Seine Konstanzer Jahre endeten mit dem Beschäftigungsverbot im öffentlichen Dienst. Was dazu führte, dass auch er seinen «Preis» nahm und in die Schweiz übersiedelte, um Lehrer zu werden. Wo er sowieso schon wohnte, in «einer der reaktionärsten Demokratien Europas», dem «Gefängnis», dessen Gefangene sich selbst bewachen. Weitere seiner Stationen: Zürich und New York. Nicht so wichtig.

Private Katastrophe
Aus der Bahn wirft ihn jedoch eine private Katastrophe, von der er mit grösstmöglicher Distanz und unter Zuhilfenahme von Zitaten des Schriftstellers Julian Barnes erzählt. Barnes hatte den plötzlichen Tod seiner geliebten Frau literarisch verarbeitet. Kelter jedenfalls zog die Tragödie den Boden unter den Füssen weg und es dauerte Jahre, bis sein Leben wieder heilte. «Ich hatte eine solche Erschütterung meines eigenen Selbst seit meinen Kindertagen nie erlebt, nur ihre, wie ich begriff, Vor- und Beiformen»; so die berührendste Stelle des Essays.

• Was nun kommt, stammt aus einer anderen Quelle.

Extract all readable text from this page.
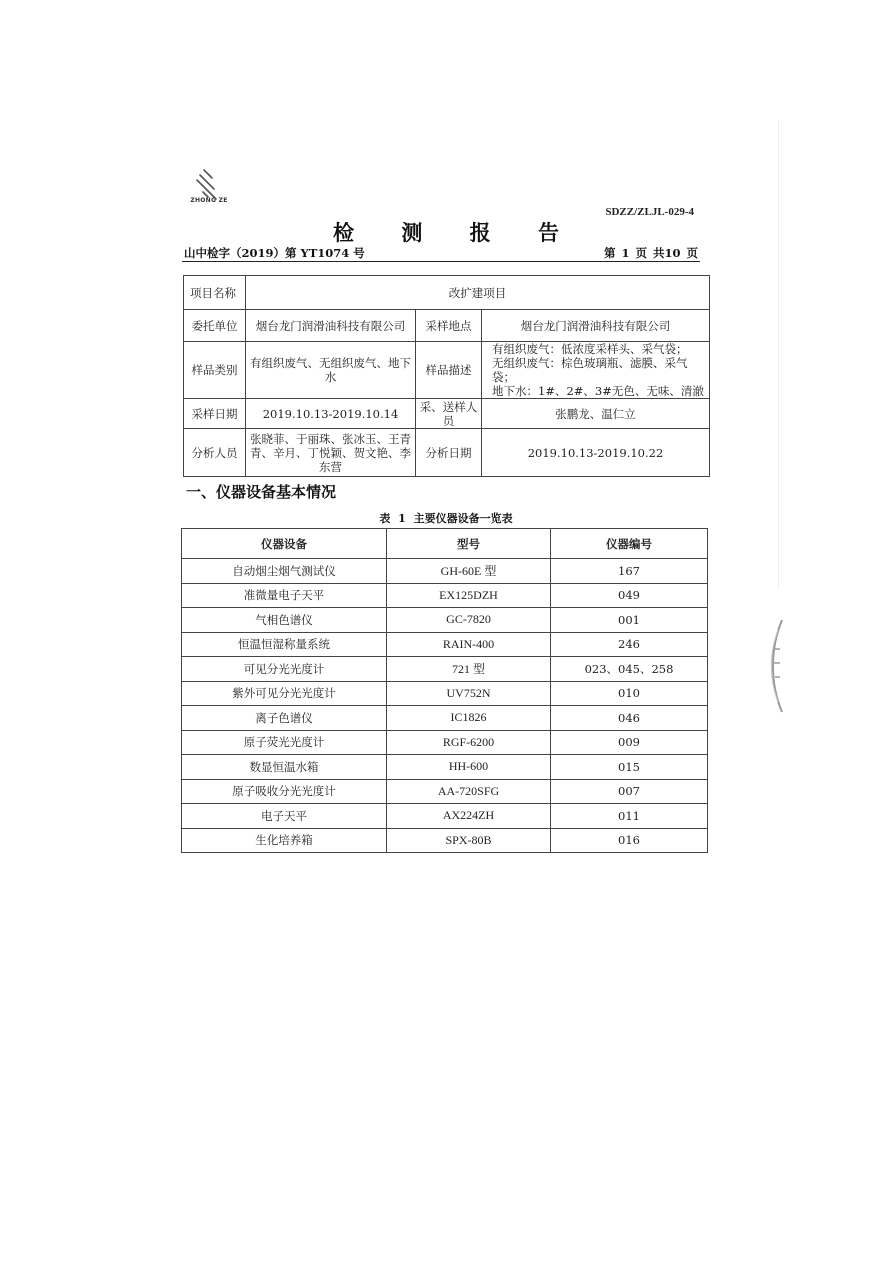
ZHONG ZE
SDZZ/ZLJL-029-4
检 测 报 告
山中检字（2019）第 YT1074 号	第 1 页 共10 页
项目名称	改扩建项目		
委托单位	烟台龙门润滑油科技有限公司	采样地点	烟台龙门润滑油科技有限公司
样品类别	有组织废气、无组织废气、地下水	样品描述	有组织废气：低浓度采样头、采气袋；
无组织废气：棕色玻璃瓶、滤膜、采气袋；
地下水：1#、2#、3#无色、无味、清澈

采样日期	2019.10.13-2019.10.14	采、送样人员	张鹏龙、温仁立
分析人员	张晓菲、于丽珠、张冰玉、王青青、辛月、丁悦颖、贺文艳、李东营	分析日期	2019.10.13-2019.10.22
一、仪器设备基本情况
表 1 主要仪器设备一览表
仪器设备	型号	仪器编号
自动烟尘烟气测试仪	GH-60E 型	167
准微量电子天平	EX125DZH	049
气相色谱仪	GC-7820	001
恒温恒湿称量系统	RAIN-400	246
可见分光光度计	721 型	023、045、258
紫外可见分光光度计	UV752N	010
离子色谱仪	IC1826	046
原子荧光光度计	RGF-6200	009
数显恒温水箱	HH-600	015
原子吸收分光光度计	AA-720SFG	007
电子天平	AX224ZH	011
生化培养箱	SPX-80B	016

So kommt er schliesslich zurück in eine total veränderte Stadt an den See, über deren hirnlos-geschäftigen Zustand er höchstens noch spotten mag, verbunden mit resignierten Gedanken über die eigenen verpassten Möglichkeiten und eine Welt, die aus dem Ruder gelaufen ist. Und er kam, um sich den Hass von der Seele zu schreiben.

Vagbundenleben passé
Doch weder die «Hausfrauen» in ihren SUVs noch die Architekten des allgegenwärtigen «die Aussicht zustellenden, jegliches Harmoniebedürfnis von Auge und Seele beleidigenden» Schrotts und schon gar nicht die «Gauner aus Banken und Grosskonzernen» werden sich einen Deut darum scheren.

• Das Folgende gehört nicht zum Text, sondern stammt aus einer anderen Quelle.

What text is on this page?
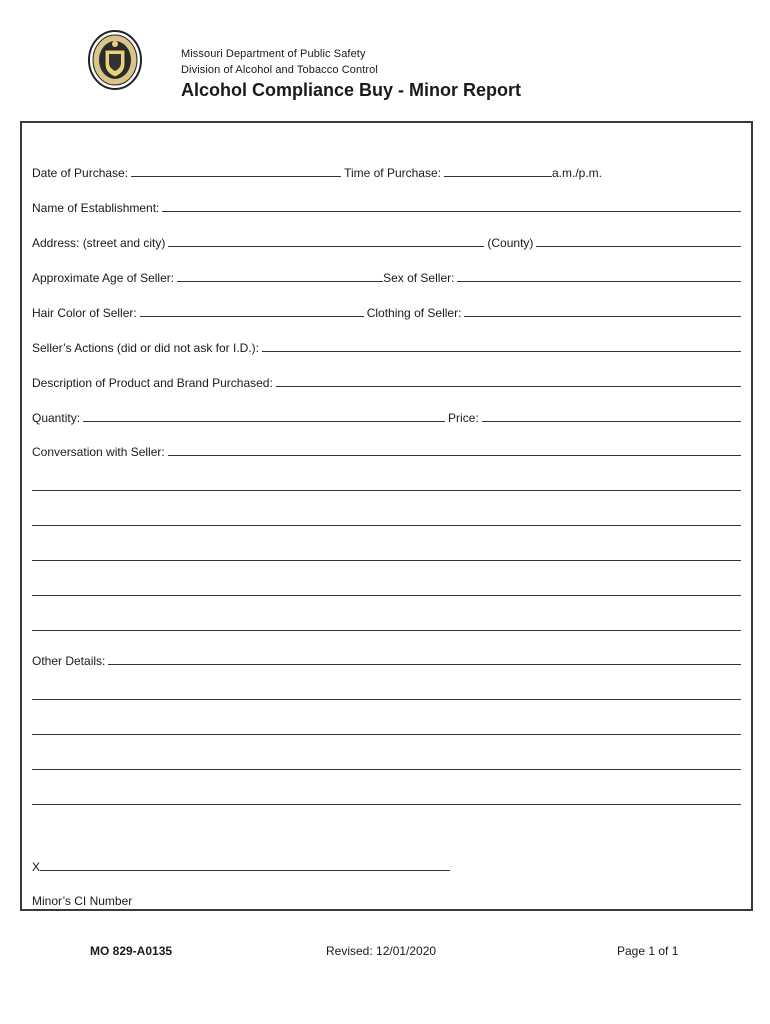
Missouri Department of Public Safety
Division of Alcohol and Tobacco Control
Alcohol Compliance Buy - Minor Report
Date of Purchase:	Time of Purchase:	a.m./p.m.
Name of Establishment:
Address: (street and city)	(County)
Approximate Age of Seller:	Sex of Seller:
Hair Color of Seller:	Clothing of Seller:
Seller’s Actions (did or did not ask for I.D.):
Description of Product and Brand Purchased:
Quantity:	Price:
Conversation with Seller:
Other Details:
X
Minor’s CI Number
MO 829-A0135	Revised: 12/01/2020	Page 1 of 1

Der aber, wenn er schreibt und schimpft und vom alten Konstanz erzählt, dem Leser eine Mordsfreude bereitet, bis hin zum laut herauslachenden «Ha!».

Denn unsere Nachbarstadt war nicht immer das blitzblanke Rentner- und Shoppingparadies, das die einen hier so gerne sein würden, und das die anderen einer eingebildeten Anziehungskraft wegen vergessen lässt, wo sie fest hocken: im immer glattgebügelteren Kaff.

«Jetzt mache ich einen Satz» –
Ein fast aussichtsloser Versuch über die gelöschte Vergangenheit.
Kleine Oberrheinische Bibliothek. 48 Seiten.
ISBN 978-3-7448-5456-6

Jochen Kelter ist am Dienstag, 24. Oktober, 20 Uhr, in Konstanz im Foyer der Spiegelhalle zu hören. Dabei wird der Autor auch aus seinem neuen Gedichtband «Wie eine Feder übern Himmel» lesen.